The monks part, allowing Rana to stand before the young woman. Well well well, says Rana, look who we have here. Couldn’t wait for me, could you. You know what we do to women around here, don’t you?

Same thing you do to them everywhere?

That’s right. And with that he unties the sash of his robe and throws it wide, exposing an enormous, erect phallus.

The girl gives it a swift kick, jamming it into his abdominal cavity, leaving nothing but a tiny nub protruding like the head of a newly hatched chick from a nest of louse-infested hair. Rana sinks to his knees and bows his head for a minute. A murmur passes through the crowd. He carefully re-covers his nakedness and ties the sash. He then stands and smiles, revealing vampiric canines. If you want it that way, he says.

He encircles the girl with his arms and thrusts his fangs at her neck.

She turns into a pine tree, against which he smashes his face.

You fuffing bish, he howls, staggering backwards. He stands for another minute, thinking and wiping pink foam from his lips. Then he turns into a giant prehistoric beaver with incisors the size of fists. Through the beaver’s vocal chords bubbles a thick, now you fucked. And he falls onto the tree again.

The air is filled with a tinkling, creaking sound, like a time-lapse recording of a lake freezing, and the beaver looses a pitiful moan and falls onto its back. It lies there, spread eagle, its naked prehistoric belly exposed. A monk steps forward and knocks on the tree. It’s petrified wood, he says. Then he lifts from the ground a pair of giant incisors. The crowd goes, ahhhh. They turn their gaze back to the beaver, which is now a man again, face bloodied and mumbling. He rolls over onto his hands and knees and screams.

The scream turns to a roar and a brontosaurus stands over them now, a leg in each corner of the courtyard, tail brushing the cornice of the temple.
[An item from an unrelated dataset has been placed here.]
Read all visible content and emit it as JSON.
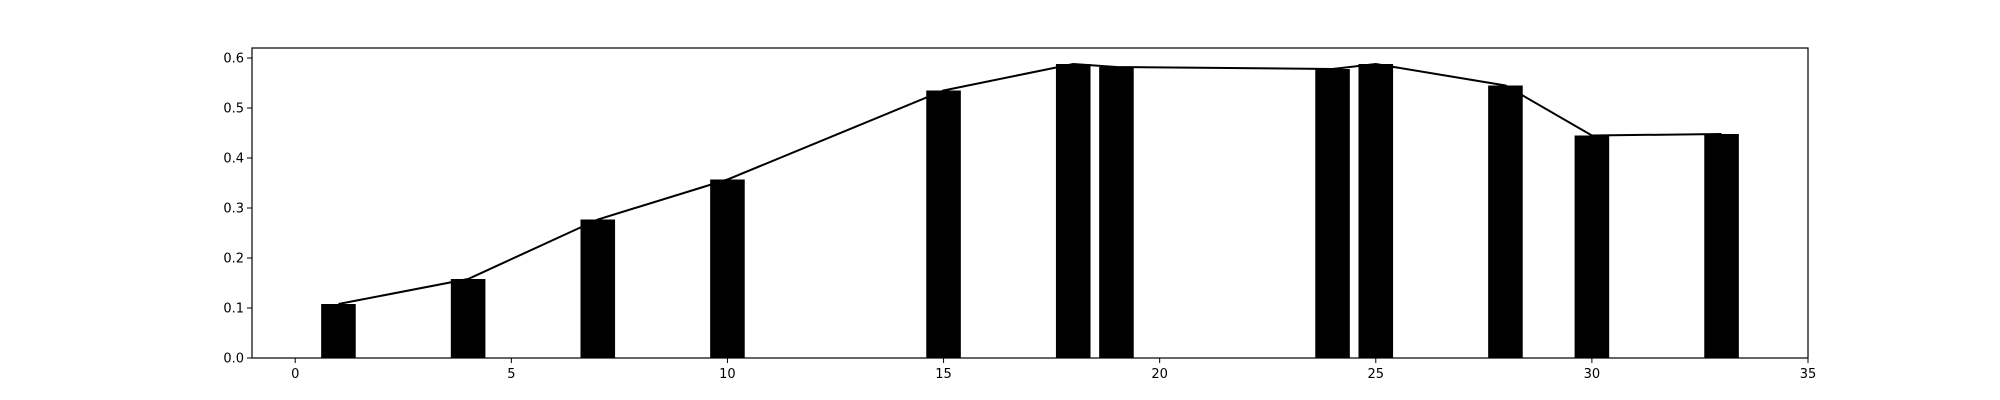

When its lungs are empty the beast raises its right foreleg and brings it down on the pine tree with such might that the buildings rattle on their foundations and at least one more monk is knocked on his ass.

Then there’s silence. Silence and no sign of a tree under the creature’s foot. Only the stock still silence of the beast, whose eyes are wider than it was ever possible for a dinosaur’s eyes to be. It shudders the full length of its frame and empties its lungs in a gust so powerful it empties the apple tree of its bounty, and the beast tumbles over, flattening the garden and a thirty foot stretch of the monastery’s outer wall. Only then do they see that its right foreleg has mushroomed outward at the foot, where it exploded over the giant diamond which now sits serenely in a three-foot crater in the courtyard cobblestones.
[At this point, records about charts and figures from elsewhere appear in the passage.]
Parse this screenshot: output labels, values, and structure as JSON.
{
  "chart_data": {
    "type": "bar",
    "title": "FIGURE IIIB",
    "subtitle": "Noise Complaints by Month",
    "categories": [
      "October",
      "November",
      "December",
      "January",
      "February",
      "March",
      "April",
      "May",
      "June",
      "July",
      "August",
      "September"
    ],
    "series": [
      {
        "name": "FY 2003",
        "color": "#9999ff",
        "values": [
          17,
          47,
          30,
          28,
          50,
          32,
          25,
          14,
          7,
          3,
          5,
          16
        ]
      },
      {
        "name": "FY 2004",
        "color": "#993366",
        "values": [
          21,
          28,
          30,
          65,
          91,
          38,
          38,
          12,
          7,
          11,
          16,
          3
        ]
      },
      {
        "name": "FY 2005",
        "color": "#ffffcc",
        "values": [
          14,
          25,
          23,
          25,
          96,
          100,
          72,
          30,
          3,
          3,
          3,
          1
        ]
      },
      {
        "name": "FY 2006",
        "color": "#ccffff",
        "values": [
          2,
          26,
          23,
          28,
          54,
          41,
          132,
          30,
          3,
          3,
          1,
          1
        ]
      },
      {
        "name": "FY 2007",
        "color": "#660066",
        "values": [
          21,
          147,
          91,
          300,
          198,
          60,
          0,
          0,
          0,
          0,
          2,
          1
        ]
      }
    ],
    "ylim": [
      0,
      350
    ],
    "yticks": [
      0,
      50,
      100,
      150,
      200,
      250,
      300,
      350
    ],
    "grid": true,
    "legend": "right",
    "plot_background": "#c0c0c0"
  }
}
Rana limps out of the garden. I’ve got you now, he mumbles. And disappears.

The congregation gasps in unison.

Just then the monastery’s financial manager runs from his cell screaming, waiving a copy of the Wall Street Journal over his head. The diamond market is plummeting, he screams, diamonds are worthless! We’re ruined!

He stops and thinks. No! Wait! Now’s the time to buy! Buy! He runs back to his cell screaming, Buy!
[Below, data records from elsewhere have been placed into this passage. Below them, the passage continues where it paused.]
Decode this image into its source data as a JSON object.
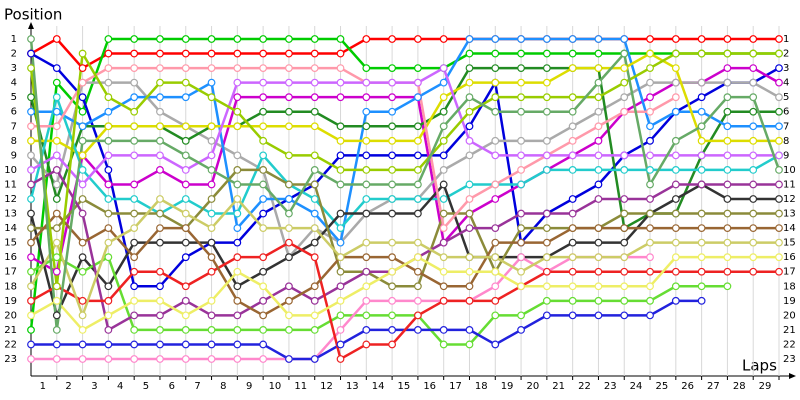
{
  "chart_data": {
    "type": "line",
    "title": "Position",
    "x_label": "Laps",
    "grid": true,
    "x": [
      0,
      1,
      2,
      3,
      4,
      5,
      6,
      7,
      8,
      9,
      10,
      11,
      12,
      13,
      14,
      15,
      16,
      17,
      18,
      19,
      20,
      21,
      22,
      23,
      24,
      25,
      26,
      27,
      28,
      29
    ],
    "xlim": [
      0,
      29
    ],
    "xticks": [
      1,
      2,
      3,
      4,
      5,
      6,
      7,
      8,
      9,
      10,
      11,
      12,
      13,
      14,
      15,
      16,
      17,
      18,
      19,
      20,
      21,
      22,
      23,
      24,
      25,
      26,
      27,
      28,
      29
    ],
    "ylim": [
      1,
      23
    ],
    "yticks": [
      1,
      2,
      3,
      4,
      5,
      6,
      7,
      8,
      9,
      10,
      11,
      12,
      13,
      14,
      15,
      16,
      17,
      18,
      19,
      20,
      21,
      22,
      23
    ],
    "series": [
      {
        "color": "#ff0000",
        "values": [
          2,
          1,
          3,
          2,
          2,
          2,
          2,
          2,
          2,
          2,
          2,
          2,
          2,
          1,
          1,
          1,
          1,
          1,
          1,
          1,
          1,
          1,
          1,
          1,
          1,
          1,
          1,
          1,
          1,
          1
        ]
      },
      {
        "color": "#00cc00",
        "values": [
          21,
          4,
          6,
          1,
          1,
          1,
          1,
          1,
          1,
          1,
          1,
          1,
          1,
          3,
          3,
          3,
          3,
          2,
          2,
          2,
          2,
          2,
          2,
          2,
          2,
          2,
          2,
          2,
          2,
          2
        ]
      },
      {
        "color": "#0000dd",
        "values": [
          2,
          3,
          5,
          10,
          18,
          18,
          16,
          15,
          15,
          13,
          12,
          11,
          9,
          9,
          9,
          9,
          9,
          7,
          4,
          15,
          13,
          12,
          11,
          9,
          8,
          6,
          5,
          4,
          4,
          3
        ]
      },
      {
        "color": "#cc00cc",
        "values": [
          16,
          17,
          9,
          11,
          11,
          10,
          11,
          11,
          5,
          5,
          5,
          5,
          5,
          5,
          5,
          5,
          15,
          13,
          12,
          11,
          10,
          9,
          8,
          6,
          5,
          4,
          4,
          3,
          3,
          4
        ]
      },
      {
        "color": "#aaaaaa",
        "values": [
          9,
          11,
          4,
          4,
          4,
          6,
          7,
          8,
          9,
          10,
          16,
          14,
          15,
          13,
          12,
          12,
          10,
          9,
          8,
          8,
          8,
          7,
          6,
          5,
          4,
          4,
          4,
          4,
          4,
          5
        ]
      },
      {
        "color": "#228b22",
        "values": [
          5,
          12,
          7,
          7,
          7,
          7,
          8,
          7,
          7,
          6,
          6,
          6,
          7,
          7,
          7,
          7,
          6,
          3,
          3,
          3,
          3,
          3,
          3,
          14,
          13,
          13,
          9,
          6,
          6,
          6
        ]
      },
      {
        "color": "#1e90ff",
        "values": [
          6,
          6,
          7,
          6,
          5,
          5,
          5,
          4,
          14,
          12,
          12,
          13,
          15,
          6,
          6,
          5,
          4,
          1,
          1,
          1,
          1,
          1,
          1,
          1,
          7,
          6,
          6,
          7,
          7,
          7
        ]
      },
      {
        "color": "#dddd00",
        "values": [
          8,
          8,
          9,
          7,
          7,
          7,
          7,
          7,
          7,
          7,
          7,
          7,
          8,
          8,
          8,
          8,
          5,
          4,
          4,
          4,
          4,
          3,
          3,
          3,
          2,
          3,
          8,
          8,
          8,
          8
        ]
      },
      {
        "color": "#22cccc",
        "values": [
          12,
          5,
          10,
          12,
          12,
          13,
          12,
          13,
          13,
          9,
          11,
          12,
          14,
          12,
          12,
          12,
          12,
          11,
          11,
          11,
          10,
          10,
          10,
          10,
          10,
          10,
          10,
          10,
          10,
          9
        ]
      },
      {
        "color": "#333333",
        "values": [
          13,
          20,
          16,
          18,
          15,
          15,
          15,
          15,
          18,
          17,
          16,
          15,
          13,
          13,
          13,
          13,
          11,
          16,
          16,
          16,
          16,
          15,
          15,
          15,
          13,
          12,
          11,
          12,
          12,
          12
        ]
      },
      {
        "color": "#8b8b3a",
        "values": [
          14,
          14,
          12,
          13,
          13,
          13,
          14,
          12,
          10,
          10,
          11,
          11,
          17,
          17,
          18,
          18,
          13,
          13,
          17,
          14,
          14,
          14,
          14,
          13,
          13,
          13,
          13,
          13,
          13,
          13
        ]
      },
      {
        "color": "#66dd33",
        "values": [
          17,
          16,
          17,
          16,
          21,
          21,
          21,
          21,
          21,
          21,
          21,
          21,
          20,
          20,
          20,
          20,
          22,
          22,
          20,
          20,
          19,
          19,
          19,
          19,
          19,
          18,
          18,
          18,
          null,
          null
        ]
      },
      {
        "color": "#ff88cc",
        "values": [
          23,
          23,
          23,
          23,
          23,
          23,
          23,
          23,
          23,
          23,
          23,
          23,
          21,
          19,
          19,
          19,
          19,
          19,
          18,
          16,
          17,
          16,
          16,
          16,
          16,
          null,
          null,
          null,
          null,
          null
        ]
      },
      {
        "color": "#993399",
        "values": [
          11,
          10,
          13,
          21,
          20,
          20,
          19,
          20,
          20,
          19,
          18,
          19,
          18,
          17,
          17,
          16,
          15,
          14,
          14,
          13,
          13,
          13,
          12,
          12,
          12,
          11,
          11,
          11,
          11,
          11
        ]
      },
      {
        "color": "#2222dd",
        "values": [
          22,
          22,
          22,
          22,
          22,
          22,
          22,
          22,
          22,
          22,
          23,
          23,
          22,
          21,
          21,
          21,
          21,
          21,
          22,
          21,
          20,
          20,
          20,
          20,
          20,
          19,
          19,
          null,
          null,
          null
        ]
      },
      {
        "color": "#ee2222",
        "values": [
          19,
          18,
          19,
          19,
          17,
          17,
          18,
          17,
          16,
          16,
          15,
          16,
          23,
          22,
          22,
          20,
          19,
          19,
          19,
          18,
          17,
          17,
          17,
          17,
          17,
          17,
          17,
          17,
          17,
          17
        ]
      },
      {
        "color": "#ff99aa",
        "values": [
          7,
          7,
          4,
          3,
          3,
          3,
          3,
          3,
          3,
          3,
          3,
          3,
          3,
          4,
          4,
          4,
          14,
          12,
          11,
          10,
          9,
          8,
          7,
          6,
          6,
          5,
          null,
          null,
          null,
          null
        ]
      },
      {
        "color": "#cc66ff",
        "values": [
          10,
          9,
          11,
          9,
          9,
          9,
          10,
          9,
          4,
          4,
          4,
          4,
          4,
          4,
          4,
          4,
          3,
          8,
          9,
          9,
          9,
          9,
          9,
          9,
          9,
          9,
          9,
          9,
          9,
          9
        ]
      },
      {
        "color": "#996633",
        "values": [
          15,
          13,
          15,
          14,
          16,
          14,
          14,
          16,
          19,
          20,
          19,
          18,
          16,
          16,
          16,
          17,
          18,
          18,
          15,
          15,
          15,
          14,
          14,
          14,
          14,
          14,
          14,
          14,
          14,
          14
        ]
      },
      {
        "color": "#cccc66",
        "values": [
          18,
          15,
          20,
          15,
          14,
          12,
          13,
          14,
          12,
          14,
          14,
          14,
          16,
          15,
          15,
          15,
          16,
          16,
          16,
          17,
          16,
          16,
          16,
          16,
          15,
          15,
          15,
          15,
          15,
          15
        ]
      },
      {
        "color": "#eeee66",
        "values": [
          20,
          19,
          21,
          20,
          19,
          19,
          20,
          19,
          17,
          18,
          20,
          20,
          19,
          18,
          17,
          16,
          17,
          17,
          17,
          18,
          18,
          18,
          18,
          18,
          18,
          16,
          16,
          16,
          16,
          16
        ]
      },
      {
        "color": "#99cc00",
        "values": [
          3,
          18,
          2,
          5,
          6,
          4,
          4,
          5,
          6,
          8,
          9,
          9,
          10,
          10,
          10,
          10,
          8,
          6,
          5,
          5,
          5,
          5,
          5,
          4,
          3,
          2,
          2,
          2,
          2,
          2
        ]
      },
      {
        "color": "#66aa66",
        "values": [
          1,
          21,
          8,
          8,
          8,
          8,
          9,
          10,
          11,
          11,
          13,
          10,
          11,
          11,
          11,
          11,
          7,
          5,
          6,
          6,
          6,
          6,
          4,
          2,
          11,
          8,
          7,
          5,
          5,
          10
        ]
      }
    ]
  }
}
The rest of the monks grin and fix their gaze on the giant diamond before them.

The market is trembling, the manager screams from his cell. It’s shaking! It’s groaning! It’s sweating like mad! Oh fuck! It just bottomed out! I think we really are fucked this time!

Rana collapses into an insensate heap beside the diamond.

The diamond turns back into the girl. She sits on the edge of her little crater, elbows on knees, panting for breath. Rana regains consciousness long enough to say, you win, bitch, and passes out again.

Nicu rushes to the side of the girl. He helps her to her feet.

Traitor, Rana moans, and passes out again.

Who are you, Nicu says.

Zoia, she says.

Why are you here, he says.

To do what I just did, she says. Why are you here?

I’m watching the world for god, he says.

I’m getting dizzy, she says.

Come with me, he says, and leads her to the stable at the edge of the courtyard.